Pros
The company products and solutions are decent in the point of sale domain. You will gain skills in problem solving, Linux, scripting, and networking; reasonable pay, good colleagues but they seriously have to address how they manage their staffs!
Cons
The team is chronically understaffed and unable to meet operational demand. Talent retention is a persistent issue, with employees resign every two to three months — a clear signal of deeper problems. The team is never at full capacity, yet agents are expected to handle back-to-back technical calls across an entire 8-hour shift while simultaneously managing an ever-growing backlog of unresolved issues. Rather than addressing the root cause, management resorts to micromanagement — demanding justification for every moment spent off the queue and redirecting accountability onto individual employees. The burden of an understaffed team is quietly placed on the shoulders of those who remain, with no acknowledgment or appreciation for the extra effort being made. Instead, unrealistic expectations are imposed, and shifting rules and regulations are enforced in the name of SLA adherence — while the actual problem, inadequate headcount and hiring, goes unaddressed.
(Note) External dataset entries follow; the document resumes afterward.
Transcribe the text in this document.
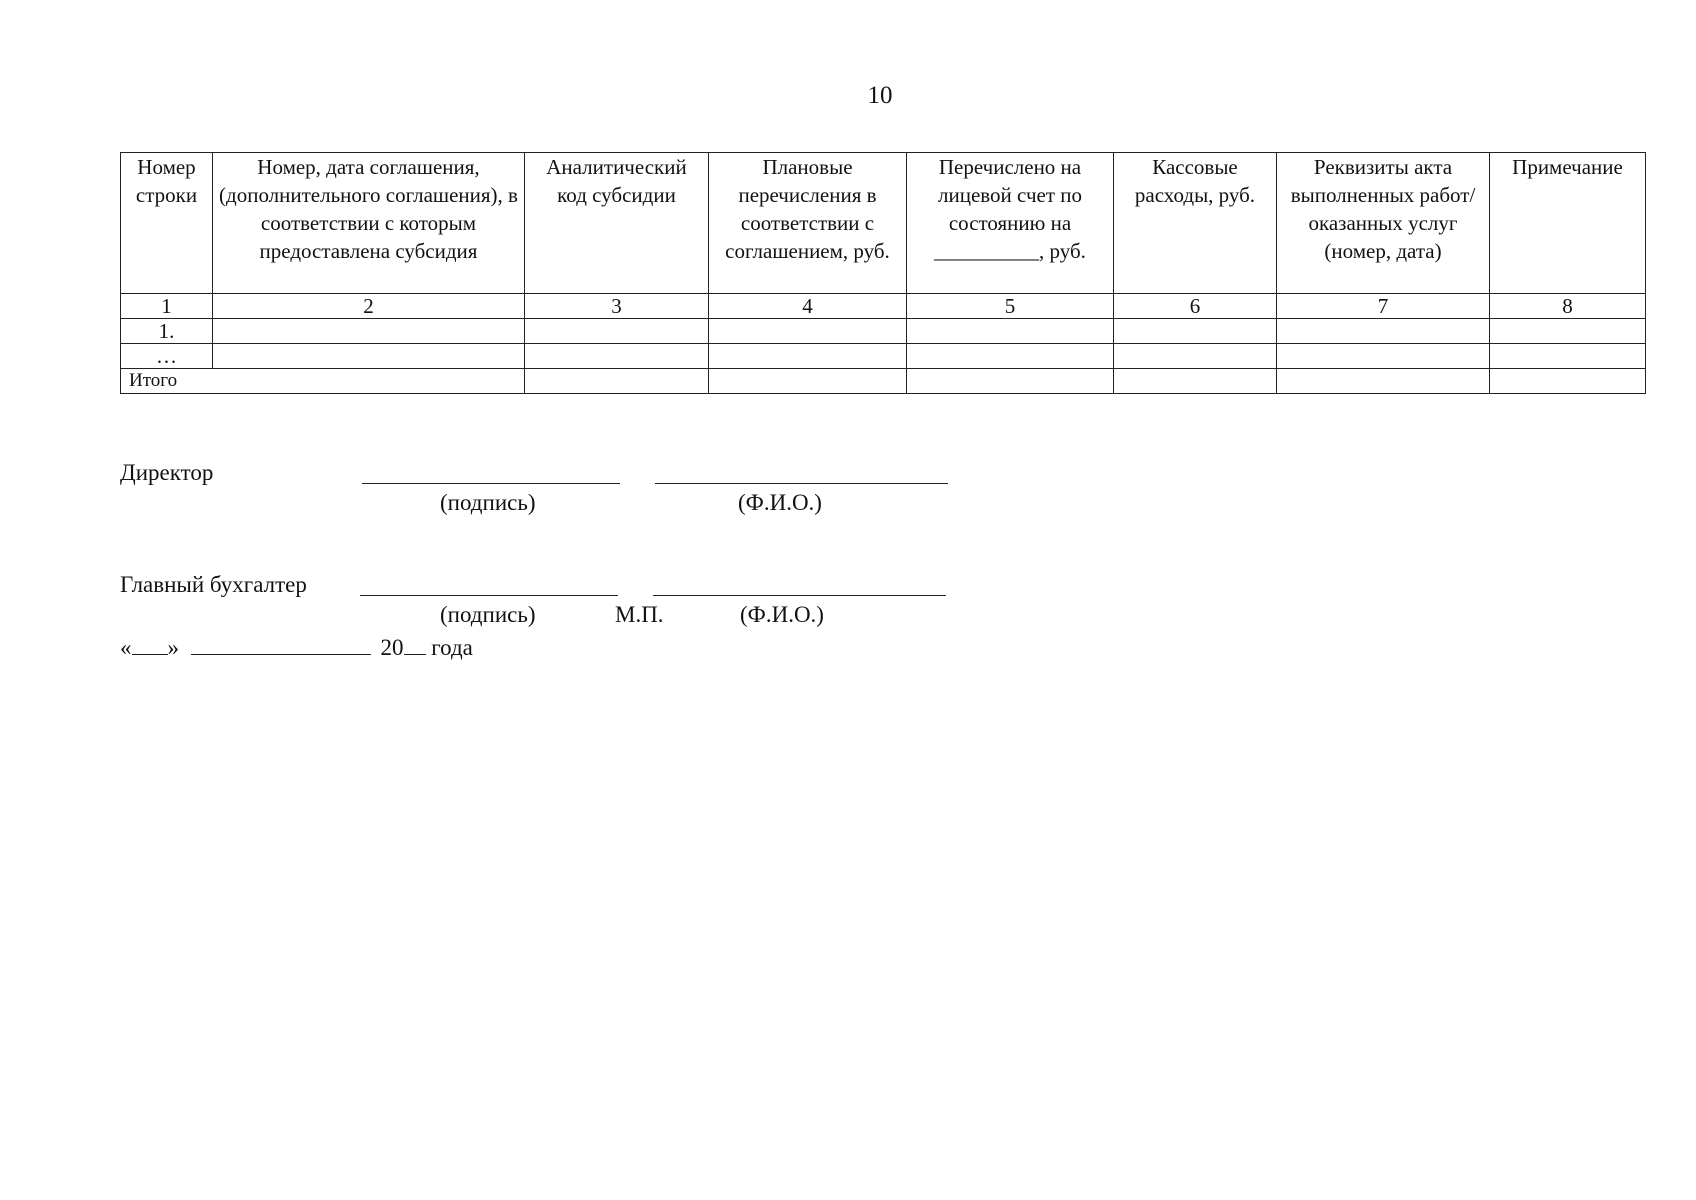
10
Номер строки	Номер, дата соглашения, (дополнительного соглашения), в соответствии с которым предоставлена субсидия	Аналитический код субсидии	Плановые перечисления в соответствии с соглашением, руб.	Перечислено на лицевой счет по состоянию на __________, руб.	Кассовые расходы, руб.	Реквизиты акта выполненных работ/оказанных услуг (номер, дата)	Примечание
1	2	3	4	5	6	7	8
1.							
…							
Итого							
Директор
(подпись)	(Ф.И.О.)
Главный бухгалтер
(подпись)	М.П.	(Ф.И.О.)
« »	20 года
The culture offers little sense of belonging or inclusion. Employees are treated as replaceable resources rather than valued contributors. Professional growth is virtually nonexistent — one-on-one meetings with team leads or managers are rare to absent, and asking questions is subtly discouraged, leaving employees feeling dismissed rather than developed. In short, this is an environment that extracts effort without investing in its people.